Langsam öffnete Tal die Augen und sah sich um. Direkt über ihm war ein kleiner Fleck blauen Himmels. Er erschien ihm fremd und unfreundlich im Vergleich zur angenehmen Dunkelheit unterhalb des Schleiers. Um den blauen Fleck lagen kleine graue Wölkchen, von denen ein paar schon nach unten durch den Schleier glitten – sie würden wohl Schnee bringen. Genau im Zentrum des blauen Flecks lag die Sonne. Sie war so hell, dass er nicht direkt hineinsehen konnte. Sie schien gefährlich zu sein, strahlte so viel Licht und Hitze aus, dass Tal befürchtete, er könne jeden Moment in Flammen aufgehen.
Der Rote Turm ragte – wie alle anderen Türme – noch weiter in den Himmel empor. Aber hier waren die Turmmauern anstatt mit Spitzen, Verzierungen und Gargoyles rundum von langen, ausladenden Bronzestangen bedeckt, die ungefähr so dick waren wie Tals Hüften. An den meisten der Stangen hingen silberne Netze.
Und in diesen Netzen lagen die Sonnensteine. Tal wusste, dass sie aus kleinen Juwelen heranwuchsen, die man aus Aenir, der Geistwelt, mitbrachte. Er hatte aber noch nicht erfahren, wie sie hier aufgezogen wurden.
Er wollte es auch nicht wissen. Nicht jetzt. Er wollte nur eines: höher hinaufklettern. Dort oben waren die mächtigsten Steine.

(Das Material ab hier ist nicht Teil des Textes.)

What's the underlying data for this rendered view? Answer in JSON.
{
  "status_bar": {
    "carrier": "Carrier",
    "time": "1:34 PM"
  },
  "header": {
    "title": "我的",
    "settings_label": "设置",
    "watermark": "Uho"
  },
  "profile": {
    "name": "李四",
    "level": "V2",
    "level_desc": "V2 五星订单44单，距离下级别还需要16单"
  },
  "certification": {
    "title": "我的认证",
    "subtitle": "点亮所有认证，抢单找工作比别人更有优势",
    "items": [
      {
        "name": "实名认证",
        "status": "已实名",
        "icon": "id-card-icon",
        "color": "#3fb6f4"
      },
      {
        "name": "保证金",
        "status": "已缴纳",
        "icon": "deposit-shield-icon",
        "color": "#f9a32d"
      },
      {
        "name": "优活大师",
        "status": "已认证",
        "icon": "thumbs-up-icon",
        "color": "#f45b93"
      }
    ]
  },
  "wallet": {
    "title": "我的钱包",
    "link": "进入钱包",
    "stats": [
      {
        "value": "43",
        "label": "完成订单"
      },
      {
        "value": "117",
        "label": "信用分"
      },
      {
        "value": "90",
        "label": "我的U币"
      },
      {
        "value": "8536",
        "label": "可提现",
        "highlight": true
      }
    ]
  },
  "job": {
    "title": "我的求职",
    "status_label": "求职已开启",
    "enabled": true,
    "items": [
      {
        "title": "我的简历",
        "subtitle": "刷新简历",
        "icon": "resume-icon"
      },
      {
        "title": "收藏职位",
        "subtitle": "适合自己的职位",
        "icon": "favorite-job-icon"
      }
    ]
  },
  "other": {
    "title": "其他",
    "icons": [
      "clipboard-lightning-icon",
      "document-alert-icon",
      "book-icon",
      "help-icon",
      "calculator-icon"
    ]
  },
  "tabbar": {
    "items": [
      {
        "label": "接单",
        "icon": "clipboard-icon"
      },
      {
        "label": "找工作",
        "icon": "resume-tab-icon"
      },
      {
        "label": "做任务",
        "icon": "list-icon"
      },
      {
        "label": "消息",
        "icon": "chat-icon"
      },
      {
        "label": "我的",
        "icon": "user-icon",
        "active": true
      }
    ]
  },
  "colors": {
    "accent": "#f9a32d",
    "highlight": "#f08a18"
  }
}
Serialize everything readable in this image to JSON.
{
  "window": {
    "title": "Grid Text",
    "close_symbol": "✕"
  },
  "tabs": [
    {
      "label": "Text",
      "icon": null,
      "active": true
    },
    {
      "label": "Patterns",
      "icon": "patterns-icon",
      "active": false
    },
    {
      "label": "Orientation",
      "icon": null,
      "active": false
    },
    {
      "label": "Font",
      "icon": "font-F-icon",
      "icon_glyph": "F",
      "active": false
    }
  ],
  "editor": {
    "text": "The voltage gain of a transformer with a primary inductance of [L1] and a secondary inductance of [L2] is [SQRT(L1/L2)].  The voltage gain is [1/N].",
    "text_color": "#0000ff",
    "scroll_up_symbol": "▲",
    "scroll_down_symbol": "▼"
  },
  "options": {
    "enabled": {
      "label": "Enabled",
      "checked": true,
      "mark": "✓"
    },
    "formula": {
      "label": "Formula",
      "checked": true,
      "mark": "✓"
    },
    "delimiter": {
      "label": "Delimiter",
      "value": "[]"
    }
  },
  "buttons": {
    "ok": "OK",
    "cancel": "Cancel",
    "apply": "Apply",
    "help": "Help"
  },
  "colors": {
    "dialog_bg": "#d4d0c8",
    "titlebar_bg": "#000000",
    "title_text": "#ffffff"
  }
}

Langsam zog er sich aus dem Schleier und kniete sich so dicht wie möglich an der Wand auf den Steinsims. Nirgendwo waren Geistschatten oder andere Erwählte zu sehen. Weiter oben jedoch gab es eine Art Balkon und es war leicht möglich, dass dort jemand stand. Oder auf dem Laufsteg, der ganz oben, ein paar hundert Klimmzüge weiter, den Turm umrundete.